We’ve just seen Jeremy Corbyn and Boris Johnson go head-to-head in a TV debate during the general election campaign for the first time. It kicked off with an opening statement from the Labour leader, who set out a positive agenda on behalf of his party – including the key Brexit promise that he’ll be “giving you the final say” and will “implement whatever you decide”. The Prime Minister looked down at his notes to deliver attack lines such as the “Corbyn/Sturgeon” alliance and “two referendums” accusation. Johnson was focussed on message discipline, but confident Corbyn got off to an impressive start.
First up, Brexit and how long it will be before we can talk about other things again. Johnson again succeeded in terms of getting his core message across – describing his deal as “oven ready” – but Corbyn did well in pivoting the debate towards how long it would take to negotiate a trade deal under Johnson’s plan – seven years – and towards the NHS. To that end, the Labour leader brought a prop: a secret US trade talks document that was redacted by the government. That will have made his point more memorable, and kept Johnson on the back foot, as he had to repeatedly deny the claims and thereby repeat them.
It was unfortunate for Labour that, presumably due to nervousness as he corrected himself later, Corbyn appeared to confuse the issue of a border in the Republic of Ireland with the problem of creating a border down the Irish sea. He also mistakenly said Johnson’s Brexit deal passed with DUP support: it neither passed completely, nor did it pass second reading with DUP votes. And it was clear in the first half of the debate that Corbyn’s weak point is still his refusal to either state a Brexit position or explain properly why he won’t make his position clear in advance of the second referendum.
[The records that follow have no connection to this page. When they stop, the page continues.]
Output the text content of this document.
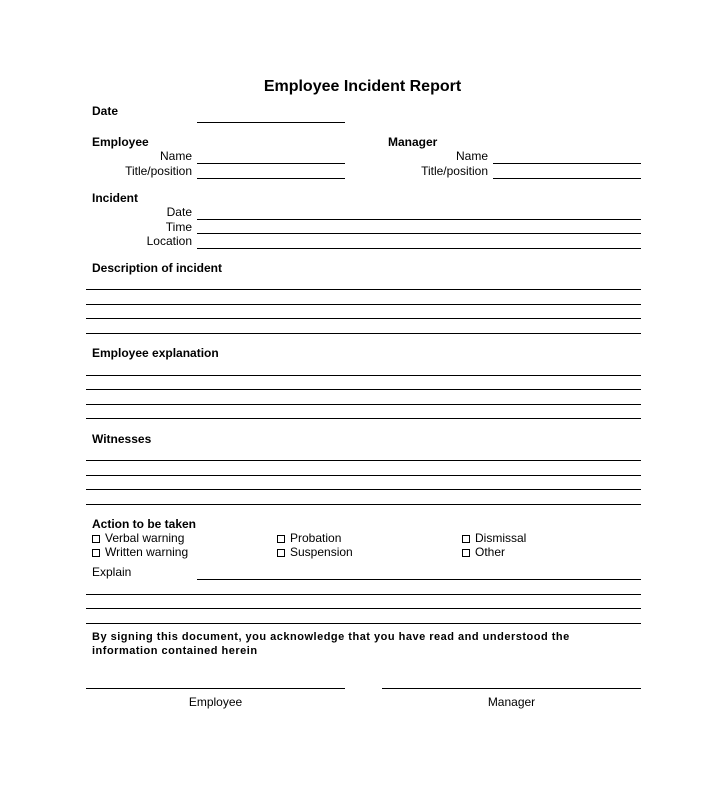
Employee Incident Report
Date
Employee
Name
Title/position
Manager
Name
Title/position
Incident
Date
Time
Location
Description of incident
Employee explanation
Witnesses
Action to be taken
Verbal warning
Written warning
Probation
Suspension
Dismissal
Other
Explain
By signing this document, you acknowledge that you have read and understood the information contained herein
Employee	Manager
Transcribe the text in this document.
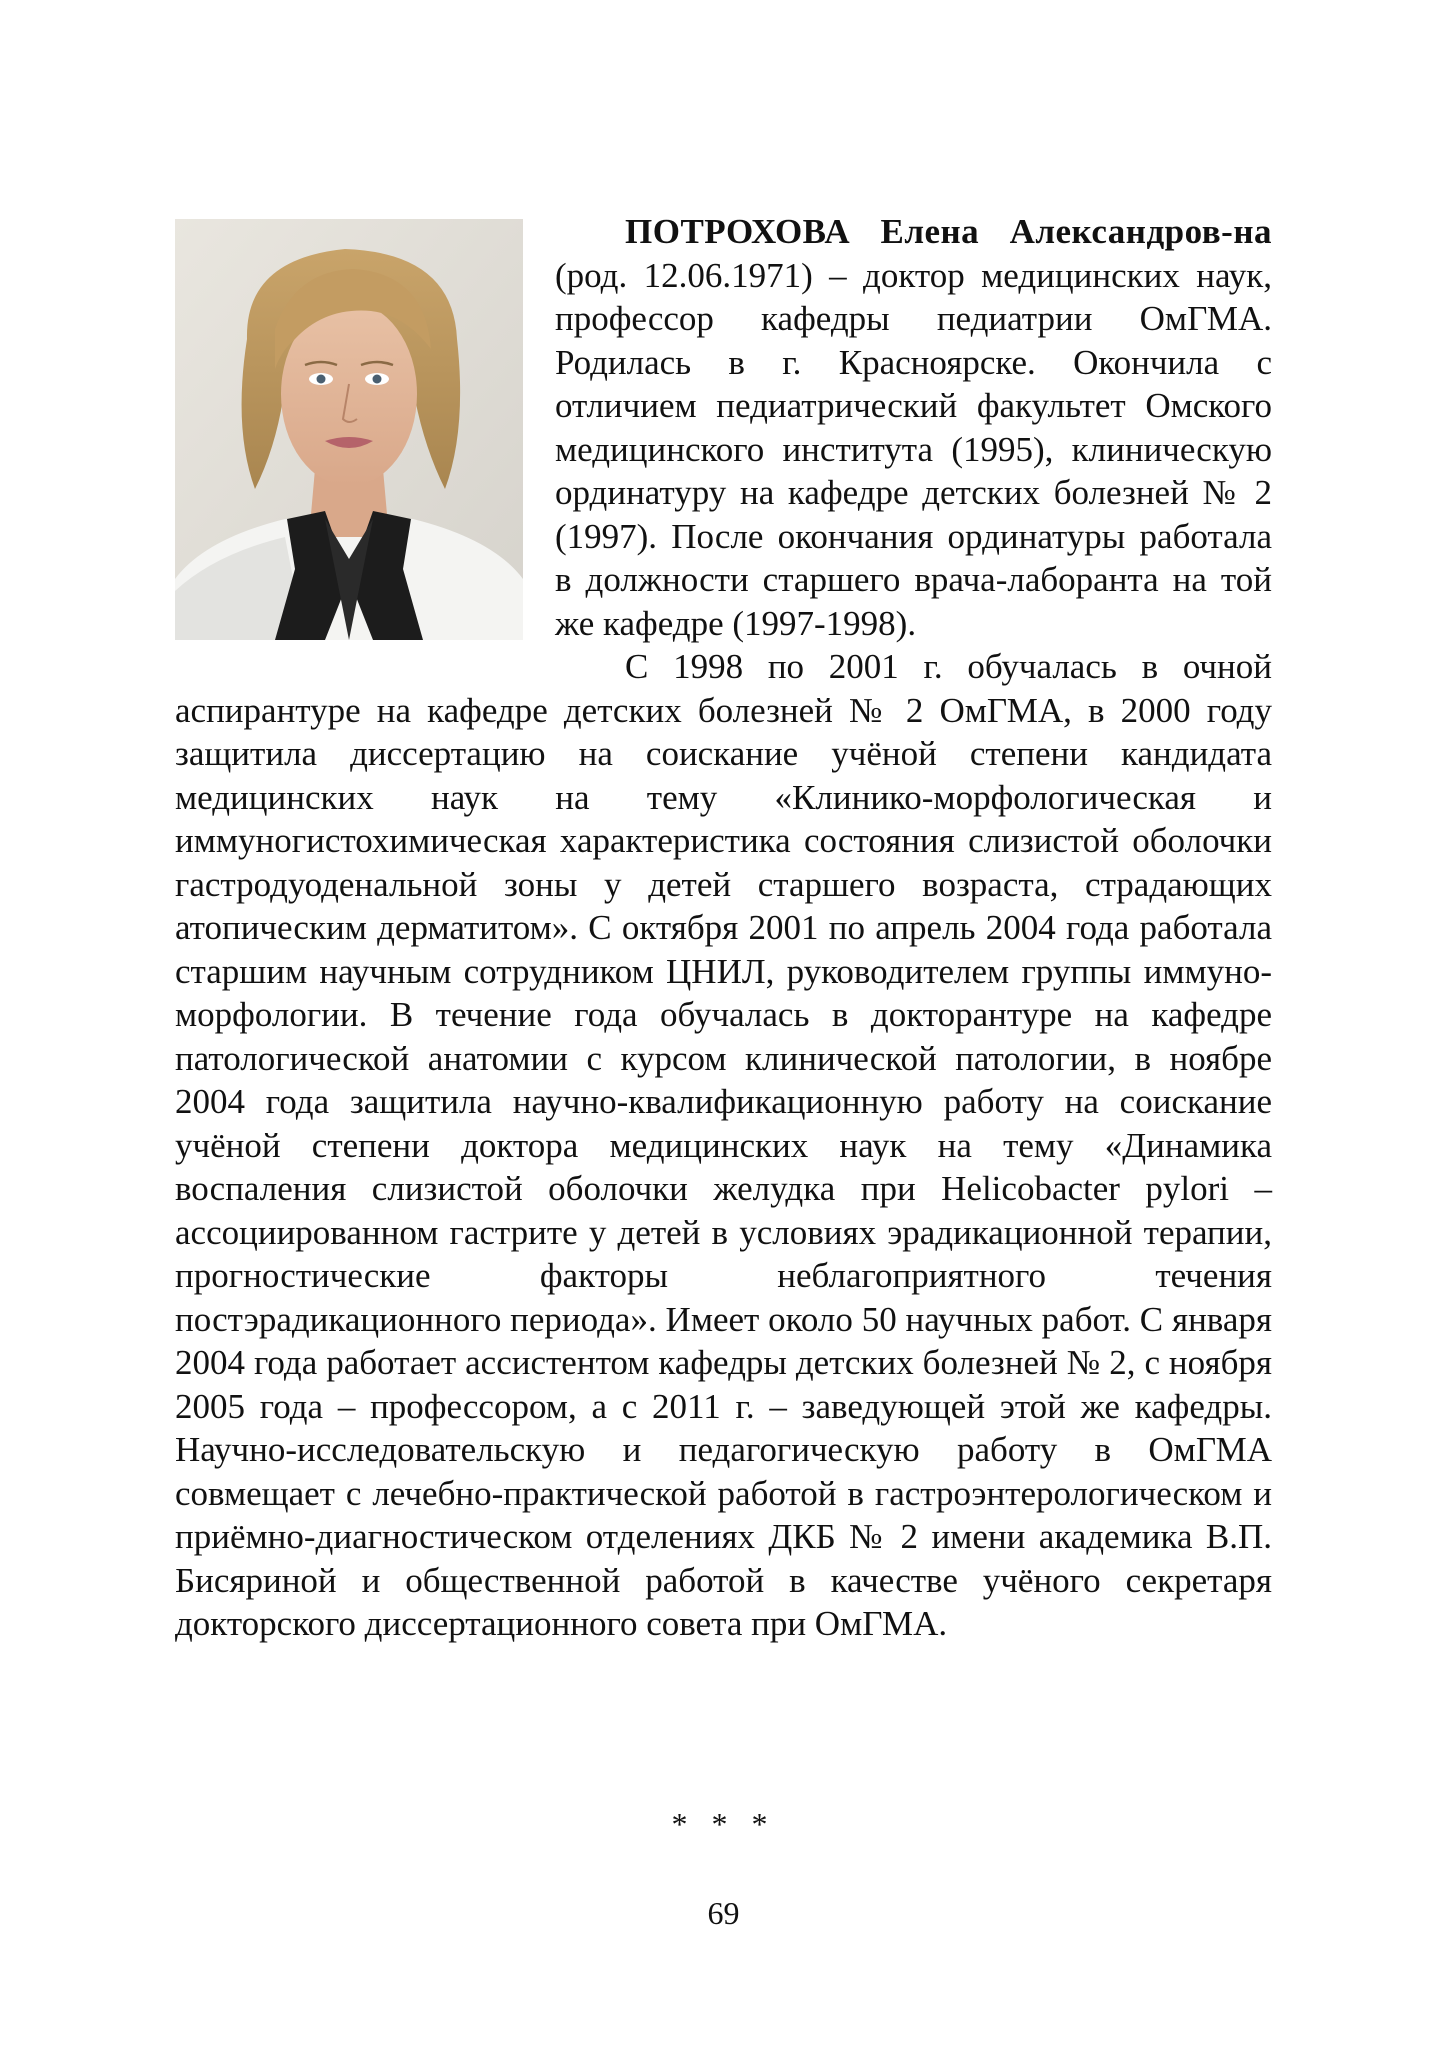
ПОТРОХОВА Елена Александров-на (род. 12.06.1971) – доктор медицинских наук, профессор кафедры педиатрии ОмГМА. Родилась в г. Красноярске. Окончила с отличием педиатрический факультет Омского медицинского института (1995), клиническую ординатуру на кафедре детских болезней № 2 (1997). После окончания ординатуры работала в должности старшего врача-лаборанта на той же кафедре (1997-1998).

С 1998 по 2001 г. обучалась в очной аспирантуре на кафедре детских болезней № 2 ОмГМА, в 2000 году защитила диссертацию на соискание учёной степени кандидата медицинских наук на тему «Клинико-морфологическая и иммуногистохимическая характеристика состояния слизистой оболочки гастродуоденальной зоны у детей старшего возраста, страдающих атопическим дерматитом». С октября 2001 по апрель 2004 года работала старшим научным сотрудником ЦНИЛ, руководителем группы иммуноморфологии. В течение года обучалась в докторантуре на кафедре патологической анатомии с курсом клинической патологии, в ноябре 2004 года защитила научно-квалификационную работу на соискание учёной степени доктора медицинских наук на тему «Динамика воспаления слизистой оболочки желудка при Helicobacter pylori – ассоциированном гастрите у детей в условиях эрадикационной терапии, прогностические факторы неблагоприятного течения постэрадикационного периода». Имеет около 50 научных работ. С января 2004 года работает ассистентом кафедры детских болезней № 2, с ноября 2005 года – профессором, а с 2011 г. – заведующей этой же кафедры. Научно-исследовательскую и педагогическую работу в ОмГМА совмещает с лечебно-практической работой в гастроэнтерологическом и приёмно-диагностическом отделениях ДКБ № 2 имени академика В.П. Бисяриной и общественной работой в качестве учёного секретаря докторского диссертационного совета при ОмГМА.

* * *
69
From then on, Corbyn’s nerves must have calmed because he outperformed Johnson during the second half. His “coalition of choas” line was a striking one. He offered excellent responses on the NHS, which involved a personal story, and on leadership, explaining with real sincerity that he believes trust must be earned and that he wants to bring people together rather than divide them. He also struck the right note when asked about Prince Andrew, making a point to address the victims of Jeffrey Epstein above all else, whereas Johnson gave an odd answer on the monarchy that simply described it as “beyond reproach”. Most notably, Corbyn was relaxed enough to be witty – wittier than Johnson. Asked what present he would leave under the Christmas tree for the PM, he replied: “A Christmas Carol by Charles Dickens.”
Overall, Corbyn did well – but Johnson was not derailed in the way that Labour needs him to be. If the party is to close the gap in the polls before December 12th arrives, those who want to see the Tories kicked out of government need to see Corbyn land a series of game-changing killer blows or see Johnson implode dramatically. The Prime Minister was unclear, failed to show a caring side, bored the audience with his repeated slogans, kept talking over the host – and yet none of that is enough to cause him to lose the election.